I don’t know when this house was originally constructed, but I believe it was prior to the widespread use of indoor plumbing in Rome, probably in the late 1800’s. The house consists of four rooms, two on each side of a central hall that ran from the front porch to the back porch. I think the house originally had a porch on all four sides. As you can see, the windows were taller than the front door. I think even when this house was built doors were usually the same height as modern doors, which is six feet, eight inches. In modern architecture, the tops of windows and the tops of doors are at the same height. In this house, the windows are higher than the door top and reach all the way to the floor. This was a typical Southern construction method which was intended to help ventilate rooms in the hot, humid summers.
The room layout was probably a living room or parlor and a dining room at the front, and two bedrooms at the rear. I think the house had several significant modifications by the time I came along. A separate apartment was added on the back left side room by enclosing part of the porch. What my father called the sleeping porch was a room that was enclosed on the porch off the back right bedroom. I think it was used as a bedroom during hot weather.

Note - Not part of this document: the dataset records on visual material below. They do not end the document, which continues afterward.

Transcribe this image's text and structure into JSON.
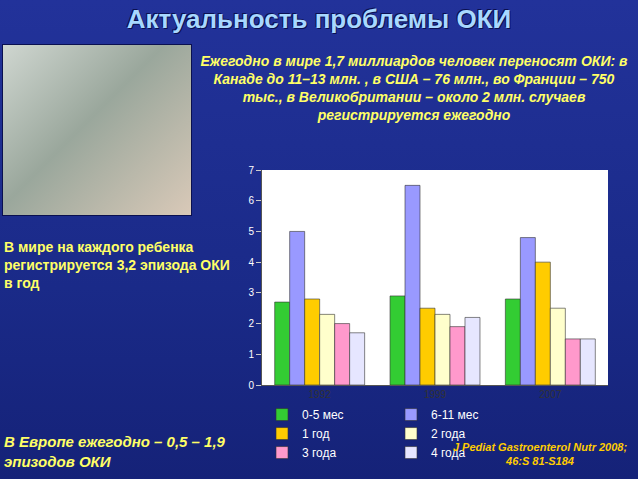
{
  "chart_data": {
    "type": "bar",
    "title": "Актуальность проблемы ОКИ",
    "annotations": [
      "Ежегодно в мире 1,7 миллиардов человек переносят ОКИ: в Канаде до 11–13 млн. , в США – 76 млн., во Франции – 750 тыс., в Великобритании – около 2 млн. случаев регистрируется ежегодно",
      "В мире на каждого ребенка регистрируется 3,2 эпизода ОКИ в год",
      "В Европе ежегодно – 0,5 – 1,9 эпизодов ОКИ",
      "J Pediat Gastroenterol Nutr 2008; 46:S 81-S184"
    ],
    "categories": [
      "1992",
      "1999",
      "2007"
    ],
    "series": [
      {
        "name": "0-5 мес",
        "color": "#33cc33",
        "values": [
          2.7,
          2.9,
          2.8
        ]
      },
      {
        "name": "6-11 мес",
        "color": "#9999ff",
        "values": [
          5.0,
          6.5,
          4.8
        ]
      },
      {
        "name": "1 год",
        "color": "#ffcc00",
        "values": [
          2.8,
          2.5,
          4.0
        ]
      },
      {
        "name": "2 года",
        "color": "#ffffcc",
        "values": [
          2.3,
          2.3,
          2.5
        ]
      },
      {
        "name": "3 года",
        "color": "#ff99cc",
        "values": [
          2.0,
          1.9,
          1.5
        ]
      },
      {
        "name": "4 года",
        "color": "#e6e6ff",
        "values": [
          1.7,
          2.2,
          1.5
        ]
      }
    ],
    "ylim": [
      0,
      7
    ],
    "yticks": [
      0,
      1,
      2,
      3,
      4,
      5,
      6,
      7
    ],
    "grid": false,
    "legend": "bottom"
  }
}
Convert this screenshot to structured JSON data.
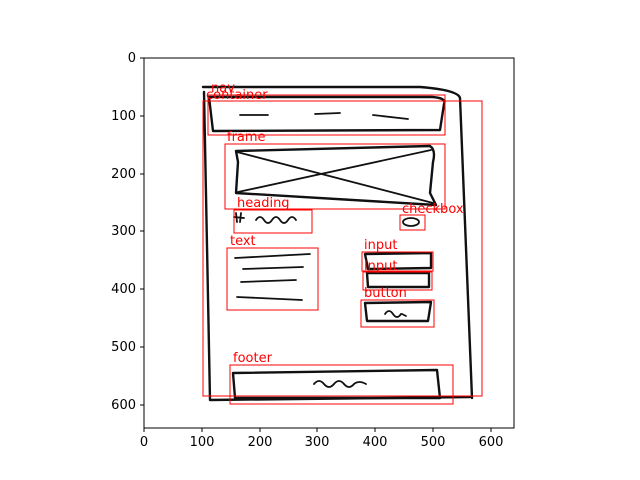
{
  "axes": {
    "x_ticks": [
      "0",
      "100",
      "200",
      "300",
      "400",
      "500",
      "600"
    ],
    "y_ticks": [
      "0",
      "100",
      "200",
      "300",
      "400",
      "500",
      "600"
    ]
  },
  "annotations": {
    "nav": "nav",
    "container": "container",
    "frame": "frame",
    "heading": "heading",
    "checkbox": "checkbox",
    "text": "text",
    "input_1": "input",
    "input_2": "input",
    "button": "button",
    "footer": "footer"
  },
  "colors": {
    "annotation": "#ff0000",
    "sketch": "#111111",
    "axes": "#000000"
  }
}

There was a small sitting room on the back rear that was under the porch roof, and a kitchen that I think was at least mostly under the porch roof at the back corner of the house. My grandparents basically lived in the kitchen, sitting room and the back right bedroom. The other rooms were seldom if ever used.
There was a bathroom on the extreme left corner of the house, also under the porch roof, that could be reached only by going out of the sitting room and walking across the porch. It was necessary to go outside to reach this bathroom, although my grandparents put some kind of plastic sheeting on the porch to kind of enclose it.

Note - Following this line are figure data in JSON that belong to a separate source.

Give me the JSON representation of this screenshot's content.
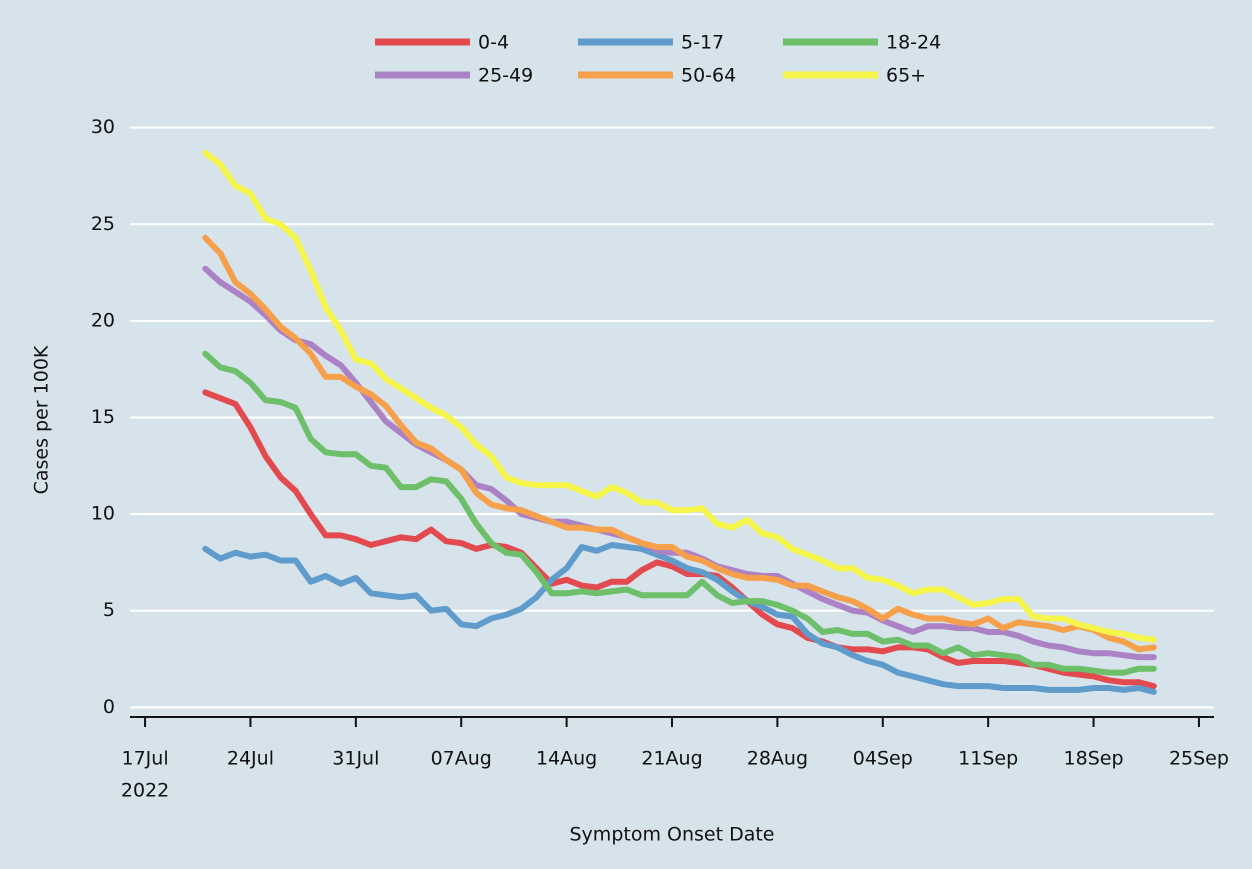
{
  "chart_data": {
    "type": "line",
    "ylabel": "Cases per 100K",
    "xlabel": "Symptom Onset Date",
    "x_year": "2022",
    "x": [
      "2022-07-21",
      "2022-07-22",
      "2022-07-23",
      "2022-07-24",
      "2022-07-25",
      "2022-07-26",
      "2022-07-27",
      "2022-07-28",
      "2022-07-29",
      "2022-07-30",
      "2022-07-31",
      "2022-08-01",
      "2022-08-02",
      "2022-08-03",
      "2022-08-04",
      "2022-08-05",
      "2022-08-06",
      "2022-08-07",
      "2022-08-08",
      "2022-08-09",
      "2022-08-10",
      "2022-08-11",
      "2022-08-12",
      "2022-08-13",
      "2022-08-14",
      "2022-08-15",
      "2022-08-16",
      "2022-08-17",
      "2022-08-18",
      "2022-08-19",
      "2022-08-20",
      "2022-08-21",
      "2022-08-22",
      "2022-08-23",
      "2022-08-24",
      "2022-08-25",
      "2022-08-26",
      "2022-08-27",
      "2022-08-28",
      "2022-08-29",
      "2022-08-30",
      "2022-08-31",
      "2022-09-01",
      "2022-09-02",
      "2022-09-03",
      "2022-09-04",
      "2022-09-05",
      "2022-09-06",
      "2022-09-07",
      "2022-09-08",
      "2022-09-09",
      "2022-09-10",
      "2022-09-11",
      "2022-09-12",
      "2022-09-13",
      "2022-09-14",
      "2022-09-15",
      "2022-09-16",
      "2022-09-17",
      "2022-09-18",
      "2022-09-19",
      "2022-09-20",
      "2022-09-21",
      "2022-09-22"
    ],
    "series": [
      {
        "name": "0-4",
        "color": "#e34a4f",
        "values": [
          16.3,
          16.0,
          15.7,
          14.5,
          13.0,
          11.9,
          11.2,
          10.0,
          8.9,
          8.9,
          8.7,
          8.4,
          8.6,
          8.8,
          8.7,
          9.2,
          8.6,
          8.5,
          8.2,
          8.4,
          8.3,
          8.0,
          7.2,
          6.4,
          6.6,
          6.3,
          6.2,
          6.5,
          6.5,
          7.1,
          7.5,
          7.3,
          6.9,
          6.9,
          6.8,
          6.2,
          5.5,
          4.8,
          4.3,
          4.1,
          3.6,
          3.4,
          3.1,
          3.0,
          3.0,
          2.9,
          3.1,
          3.1,
          3.0,
          2.6,
          2.3,
          2.4,
          2.4,
          2.4,
          2.3,
          2.2,
          2.0,
          1.8,
          1.7,
          1.6,
          1.4,
          1.3,
          1.3,
          1.1
        ]
      },
      {
        "name": "5-17",
        "color": "#5f9ccc",
        "values": [
          8.2,
          7.7,
          8.0,
          7.8,
          7.9,
          7.6,
          7.6,
          6.5,
          6.8,
          6.4,
          6.7,
          5.9,
          5.8,
          5.7,
          5.8,
          5.0,
          5.1,
          4.3,
          4.2,
          4.6,
          4.8,
          5.1,
          5.7,
          6.6,
          7.2,
          8.3,
          8.1,
          8.4,
          8.3,
          8.2,
          7.9,
          7.6,
          7.2,
          7.0,
          6.6,
          6.0,
          5.5,
          5.2,
          4.8,
          4.7,
          3.8,
          3.3,
          3.1,
          2.7,
          2.4,
          2.2,
          1.8,
          1.6,
          1.4,
          1.2,
          1.1,
          1.1,
          1.1,
          1.0,
          1.0,
          1.0,
          0.9,
          0.9,
          0.9,
          1.0,
          1.0,
          0.9,
          1.0,
          0.8
        ]
      },
      {
        "name": "18-24",
        "color": "#6dbf6a",
        "values": [
          18.3,
          17.6,
          17.4,
          16.8,
          15.9,
          15.8,
          15.5,
          13.9,
          13.2,
          13.1,
          13.1,
          12.5,
          12.4,
          11.4,
          11.4,
          11.8,
          11.7,
          10.8,
          9.5,
          8.5,
          8.0,
          7.9,
          7.0,
          5.9,
          5.9,
          6.0,
          5.9,
          6.0,
          6.1,
          5.8,
          5.8,
          5.8,
          5.8,
          6.5,
          5.8,
          5.4,
          5.5,
          5.5,
          5.3,
          5.0,
          4.6,
          3.9,
          4.0,
          3.8,
          3.8,
          3.4,
          3.5,
          3.2,
          3.2,
          2.8,
          3.1,
          2.7,
          2.8,
          2.7,
          2.6,
          2.2,
          2.2,
          2.0,
          2.0,
          1.9,
          1.8,
          1.8,
          2.0,
          2.0
        ]
      },
      {
        "name": "25-49",
        "color": "#ab82c5",
        "values": [
          22.7,
          22.0,
          21.5,
          21.0,
          20.3,
          19.5,
          19.0,
          18.8,
          18.2,
          17.7,
          16.8,
          15.8,
          14.8,
          14.2,
          13.6,
          13.2,
          12.8,
          12.3,
          11.5,
          11.3,
          10.7,
          10.0,
          9.8,
          9.6,
          9.6,
          9.4,
          9.2,
          9.0,
          8.8,
          8.5,
          8.1,
          8.0,
          8.0,
          7.7,
          7.3,
          7.1,
          6.9,
          6.8,
          6.8,
          6.4,
          6.0,
          5.6,
          5.3,
          5.0,
          4.9,
          4.5,
          4.2,
          3.9,
          4.2,
          4.2,
          4.1,
          4.1,
          3.9,
          3.9,
          3.7,
          3.4,
          3.2,
          3.1,
          2.9,
          2.8,
          2.8,
          2.7,
          2.6,
          2.6
        ]
      },
      {
        "name": "50-64",
        "color": "#f7a04b",
        "values": [
          24.3,
          23.5,
          22.0,
          21.4,
          20.6,
          19.7,
          19.1,
          18.3,
          17.1,
          17.1,
          16.6,
          16.2,
          15.6,
          14.6,
          13.7,
          13.4,
          12.8,
          12.3,
          11.1,
          10.5,
          10.3,
          10.2,
          9.9,
          9.6,
          9.3,
          9.3,
          9.2,
          9.2,
          8.8,
          8.5,
          8.3,
          8.3,
          7.8,
          7.6,
          7.2,
          6.9,
          6.7,
          6.7,
          6.6,
          6.3,
          6.3,
          6.0,
          5.7,
          5.5,
          5.1,
          4.6,
          5.1,
          4.8,
          4.6,
          4.6,
          4.4,
          4.3,
          4.6,
          4.1,
          4.4,
          4.3,
          4.2,
          4.0,
          4.2,
          4.0,
          3.6,
          3.4,
          3.0,
          3.1
        ]
      },
      {
        "name": "65+",
        "color": "#f5f54a",
        "values": [
          28.7,
          28.1,
          27.0,
          26.6,
          25.3,
          25.0,
          24.3,
          22.6,
          20.7,
          19.5,
          18.0,
          17.8,
          17.0,
          16.5,
          16.0,
          15.5,
          15.1,
          14.5,
          13.6,
          13.0,
          11.9,
          11.6,
          11.5,
          11.5,
          11.5,
          11.2,
          10.9,
          11.4,
          11.1,
          10.6,
          10.6,
          10.2,
          10.2,
          10.3,
          9.5,
          9.3,
          9.7,
          9.0,
          8.8,
          8.2,
          7.9,
          7.6,
          7.2,
          7.2,
          6.7,
          6.6,
          6.3,
          5.9,
          6.1,
          6.1,
          5.7,
          5.3,
          5.4,
          5.6,
          5.6,
          4.7,
          4.6,
          4.6,
          4.3,
          4.1,
          3.9,
          3.8,
          3.6,
          3.5
        ]
      }
    ],
    "xlim": [
      "2022-07-16",
      "2022-09-26"
    ],
    "xticks": [
      {
        "value": "2022-07-17",
        "label": "17Jul"
      },
      {
        "value": "2022-07-24",
        "label": "24Jul"
      },
      {
        "value": "2022-07-31",
        "label": "31Jul"
      },
      {
        "value": "2022-08-07",
        "label": "07Aug"
      },
      {
        "value": "2022-08-14",
        "label": "14Aug"
      },
      {
        "value": "2022-08-21",
        "label": "21Aug"
      },
      {
        "value": "2022-08-28",
        "label": "28Aug"
      },
      {
        "value": "2022-09-04",
        "label": "04Sep"
      },
      {
        "value": "2022-09-11",
        "label": "11Sep"
      },
      {
        "value": "2022-09-18",
        "label": "18Sep"
      },
      {
        "value": "2022-09-25",
        "label": "25Sep"
      }
    ],
    "ylim": [
      -0.5,
      30.5
    ],
    "yticks": [
      0,
      5,
      10,
      15,
      20,
      25,
      30
    ],
    "grid": true,
    "legend": "top"
  }
}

The structure on the left of the house is an old greenhouse, which I vaguely remember.
This kind of architectural history is interesting to me and probably a few people in the world, but probably not to many others.
My father and at least one of his male relatives weatherproofed an old chicken coop in the back yard and moved their beds out there. One was Uncle Charlie, my father’s maternal uncle, who looked so much like my father that some people occasionally confused the two. The biggest clue to which was which was the fact that Uncle Charlie lost his right arm in an accident.
I also scanned a photo that my father took in Europe when he was there during WW II.
This is actually a contact print. There is some writing on the back that identifies it as a German gun emplacement on Utah Beach in September 1944. Not as busy as it was three months earlier. I wondered where or when my father got this photo processed. I discovered something on the back when I scanned it.
There is a very faint stamp on the back. I can read part of it: “NOT FOR PUBLICATION”, and 5 MAR. I can’t read the year, but it’s probably 1945. I assume from this that it was printed at some Army darkroom in Europe.
After looking at this photo and the photos of my father in uniform, I looked at the Wikipedia entry on the 104th Infantry Division. It’s basically a shortened history of the division, a little easier to follow than the much more highly detailed account in Timberwolf Tracks, the history of the division. I saw place names that my father mentioned in the stories he told us: Camp Adair, Aachen, the Ruhr and the Rhine. For some reason, seeing those names had a stronger emotional impact on me than just looking at the old photos. I can still hear him saying those names.